1.  I have logged off of Facebook.  I sorrowfully admit to an addiction to that line of social media and would be embarrassed to know how much time I have actually wasted on it.  It has increased stress and sorrow in my life and taken focus off of my job as wife and mother.  I have grabbed Facebook before grabbing my Bible over and over and over again.  So, for Lent, no Facebook.  I look forward to how much time I find for myself!

2. I put my chocolate stash away.  Yes, it is cliche to say, "I give up chocolate for Lent," but it is more than that.  I am not giving up chocolate per se.  If my mother serves her delicious chocolate pudding pie, or my child offers half of his chocolate cookie to me, I will eat.  This is about my personal, private, share with no one, needless calories stash.  I have a very hard time actually fasting because of health issues, so I am giving up extra, needless nibbles and indulgences.

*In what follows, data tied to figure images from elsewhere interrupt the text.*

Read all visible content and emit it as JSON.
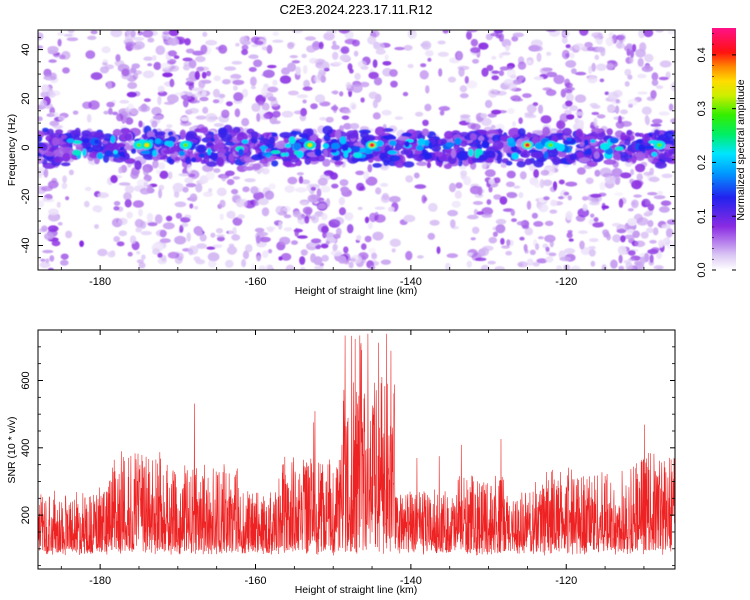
{
  "title": "C2E3.2024.223.17.11.R12",
  "colors": {
    "snr_line": "#ee2222",
    "frame": "#000000",
    "background": "#ffffff"
  },
  "chart_data": [
    {
      "type": "heatmap",
      "xlabel": "Height of straight line (km)",
      "ylabel": "Frequency (Hz)",
      "xlim": [
        -188,
        -106
      ],
      "ylim": [
        -50,
        48
      ],
      "x_ticks": [
        "-180",
        "-160",
        "-140",
        "-120"
      ],
      "x_tick_values": [
        -180,
        -160,
        -140,
        -120
      ],
      "y_ticks": [
        "-40",
        "-20",
        "0",
        "20",
        "40"
      ],
      "y_tick_values": [
        -40,
        -20,
        0,
        20,
        40
      ],
      "colorbar": {
        "label": "Normalized spectral amplitude",
        "range": [
          0,
          0.45
        ],
        "ticks": [
          "0.0",
          "0.1",
          "0.2",
          "0.3",
          "0.4"
        ],
        "tick_values": [
          0,
          0.1,
          0.2,
          0.3,
          0.4
        ],
        "colormap": "white-purple-blue-cyan-green-yellow-red-magenta"
      },
      "features": {
        "band_center_hz": 0,
        "peak_heights_km": [
          -175,
          -174,
          -169,
          -153,
          -145,
          -125,
          -122,
          -108
        ],
        "peak_amplitudes": [
          0.3,
          0.35,
          0.3,
          0.35,
          0.42,
          0.42,
          0.3,
          0.3
        ]
      }
    },
    {
      "type": "line",
      "xlabel": "Height of straight line (km)",
      "ylabel": "SNR (10 * v/v)",
      "xlim": [
        -188,
        -106
      ],
      "ylim": [
        40,
        750
      ],
      "x_ticks": [
        "-180",
        "-160",
        "-140",
        "-120"
      ],
      "x_tick_values": [
        -180,
        -160,
        -140,
        -120
      ],
      "y_ticks": [
        "200",
        "400",
        "600"
      ],
      "y_tick_values": [
        200,
        400,
        600
      ],
      "series": [
        {
          "color": "#ee2222",
          "baseline": 120,
          "max_peak": 740,
          "peak_region_km": [
            -147,
            -143
          ]
        }
      ]
    }
  ]
}
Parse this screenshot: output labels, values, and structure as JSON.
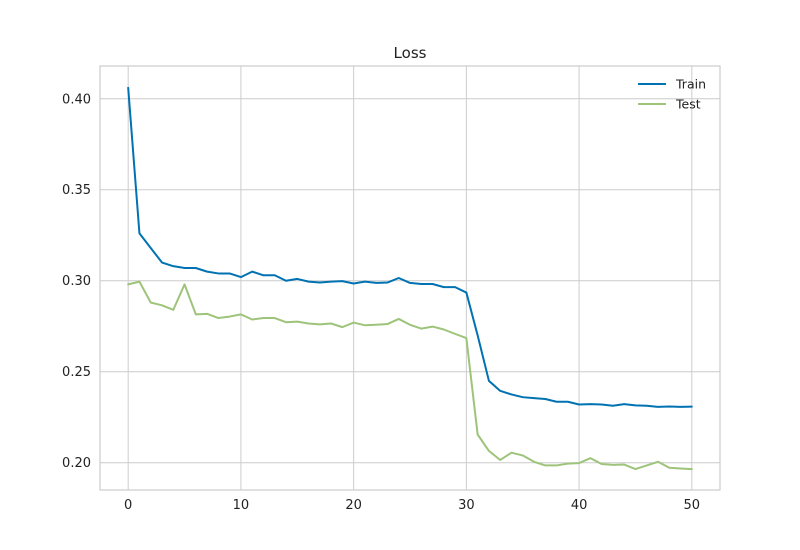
{
  "chart_data": {
    "type": "line",
    "title": "Loss",
    "xlabel": "",
    "ylabel": "",
    "xlim": [
      -2.5,
      52.5
    ],
    "ylim": [
      0.185,
      0.418
    ],
    "xticks": [
      0,
      10,
      20,
      30,
      40,
      50
    ],
    "yticks": [
      0.2,
      0.25,
      0.3,
      0.35,
      0.4
    ],
    "ytick_labels": [
      "0.20",
      "0.25",
      "0.30",
      "0.35",
      "0.40"
    ],
    "grid": true,
    "legend_position": "top-right",
    "x": [
      0,
      1,
      2,
      3,
      4,
      5,
      6,
      7,
      8,
      9,
      10,
      11,
      12,
      13,
      14,
      15,
      16,
      17,
      18,
      19,
      20,
      21,
      22,
      23,
      24,
      25,
      26,
      27,
      28,
      29,
      30,
      31,
      32,
      33,
      34,
      35,
      36,
      37,
      38,
      39,
      40,
      41,
      42,
      43,
      44,
      45,
      46,
      47,
      48,
      49,
      50
    ],
    "series": [
      {
        "name": "Train",
        "color": "#0072b2",
        "values": [
          0.406,
          0.326,
          0.318,
          0.31,
          0.308,
          0.307,
          0.307,
          0.305,
          0.304,
          0.304,
          0.302,
          0.305,
          0.303,
          0.303,
          0.3,
          0.301,
          0.2995,
          0.299,
          0.2995,
          0.2998,
          0.2985,
          0.2995,
          0.2988,
          0.299,
          0.3015,
          0.2988,
          0.2982,
          0.2982,
          0.2965,
          0.2965,
          0.2935,
          0.27,
          0.245,
          0.2395,
          0.2375,
          0.236,
          0.2355,
          0.235,
          0.2335,
          0.2335,
          0.232,
          0.2322,
          0.232,
          0.2313,
          0.2322,
          0.2315,
          0.2313,
          0.2307,
          0.2309,
          0.2307,
          0.2308
        ]
      },
      {
        "name": "Test",
        "color": "#9dc47a",
        "values": [
          0.298,
          0.2995,
          0.288,
          0.2865,
          0.284,
          0.298,
          0.2815,
          0.2818,
          0.2795,
          0.2803,
          0.2815,
          0.2787,
          0.2795,
          0.2795,
          0.2772,
          0.2775,
          0.2765,
          0.276,
          0.2765,
          0.2745,
          0.277,
          0.2755,
          0.2758,
          0.2762,
          0.279,
          0.2758,
          0.2737,
          0.2748,
          0.2732,
          0.2708,
          0.2685,
          0.2155,
          0.2065,
          0.2015,
          0.2055,
          0.204,
          0.2005,
          0.1985,
          0.1985,
          0.1995,
          0.1998,
          0.2025,
          0.1993,
          0.1988,
          0.199,
          0.1965,
          0.1985,
          0.2005,
          0.1972,
          0.1968,
          0.1965
        ]
      }
    ]
  }
}
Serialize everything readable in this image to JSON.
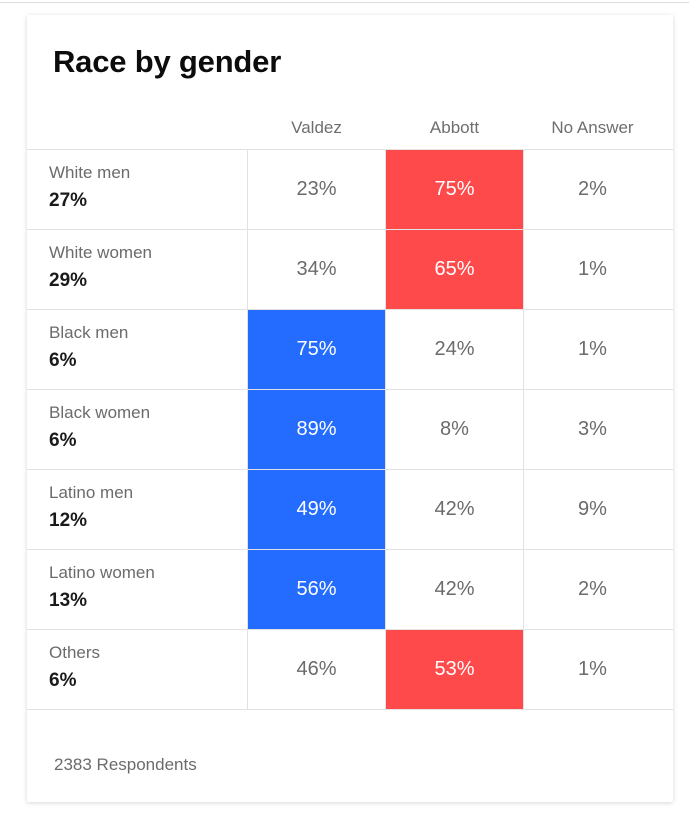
{
  "title": "Race by gender",
  "footer": "2383 Respondents",
  "colors": {
    "valdez_win": "#236cff",
    "abbott_win": "#ff4a4c",
    "text": "#6b6b6b"
  },
  "chart_data": {
    "type": "table",
    "title": "Race by gender",
    "columns": [
      "Valdez",
      "Abbott",
      "No Answer"
    ],
    "rows": [
      {
        "label": "White men",
        "share": "27%",
        "values": [
          "23%",
          "75%",
          "2%"
        ],
        "winner": 1
      },
      {
        "label": "White women",
        "share": "29%",
        "values": [
          "34%",
          "65%",
          "1%"
        ],
        "winner": 1
      },
      {
        "label": "Black men",
        "share": "6%",
        "values": [
          "75%",
          "24%",
          "1%"
        ],
        "winner": 0
      },
      {
        "label": "Black women",
        "share": "6%",
        "values": [
          "89%",
          "8%",
          "3%"
        ],
        "winner": 0
      },
      {
        "label": "Latino men",
        "share": "12%",
        "values": [
          "49%",
          "42%",
          "9%"
        ],
        "winner": 0
      },
      {
        "label": "Latino women",
        "share": "13%",
        "values": [
          "56%",
          "42%",
          "2%"
        ],
        "winner": 0
      },
      {
        "label": "Others",
        "share": "6%",
        "values": [
          "46%",
          "53%",
          "1%"
        ],
        "winner": 1
      }
    ]
  }
}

3. I am choosing to dress up more.  I don't know why.  I suppose I want to feel more intentional with my life, rather than just living in "survival mode" and whatever is easiest.  

4. I will be using up what I have in the house.  So, no extra purchases unless needful or beneficial.

5.  Be more intentionally social.  I am a hermit.  I am severely introverted, shy, and I have social anxiety disorder, but I do get lonely and know it is good to be hospitable and social (especially away from social media.)

6.  Of course, more time with the Lord.  I will put on worship music.  I will read the Word more.  I will focus on God more.

7.  Read more.  This goes hand-in-hand with social media.  I would spend so much time on Facebook that I stopped reading books!  I have a kindle account full of books.  I will be reading them.

     That will be my Lent, dear friend.


Mrs. D. Scott

Tuesday, February 28, 2017

The Importance of Keeping House

Dear Mrs. Rothwood,

     Vintage women's magazines are a bit of a passion for me.  I love collecting the housekeeping ones from the 1930's-1960's.  Within their pages are articles and ads that reveal just how important women's work was in the home.  It seems it was just taken for granted that women wanted to, and were needed to keep the home and thus keep the nation.

     I also have a collection of Bettina's cookbooks, a fictional lady who prides herself on keeping a lovely, modest home and feeding her family well on economy.  (A Thousand Ways to Please a Husband with Bettina's Best Recipes, A Thousand Ways to Please a Family with Bettina's Best Recipes.)

     Additionally, I have vintage housekeeping booklets meant for new brides as they take up housekeeping.  

     One thing is very apparent in all of these sources:  housekeeping was an important career for the betterment of the family unit, and thus our nation.

     I never really saw it that way before.  I always figured it was just a quaint way to go about my day, because, frankly, I hate the idea of having a boring old day job, and I loathe the idea of trying to balance one with raising children.  So, while I have been able to, I have been a stay-at-home woman.

    Something happened recently that really shifted my thinking, though.  My youngest son was diagnosed with allergies.  Usually stuff, really, but it hit me.  Listening to him sniff and snuffle and sounding like he's talking through a glass of water breaks my mother's heart.  The doctor told me that I need to make sure the dust and mildew of the house is kept down, and the air purified to help him.

     Now, my house isn't filthy and unkempt. But, coming home and seeing that it isn't immaculate worries me.  We live in a small cottage, and we are a larger family.  That means there is generally more dust and less air.  To accomplish cleanliness and health for my family truly is a full time job!

     My grandmother keeps her home immaculate, and always has.  She had a routine every week that kept her house spotless.  One may say that a well-kept house is the sign of a wasted life, but it certainly helped keep her and her family healthy and well.  

     It isn't drudgery.  It is life-saving!

     I am not sure how much longer I have to be a stay-at-home woman, so I am renewed and determined to make the most of it.  Lent starts tomorrow, so this is a perfect time to make changes.  

     Oh, and to purchase just one more vintage magazine before which I promised not to spend needlessly on myself during that time.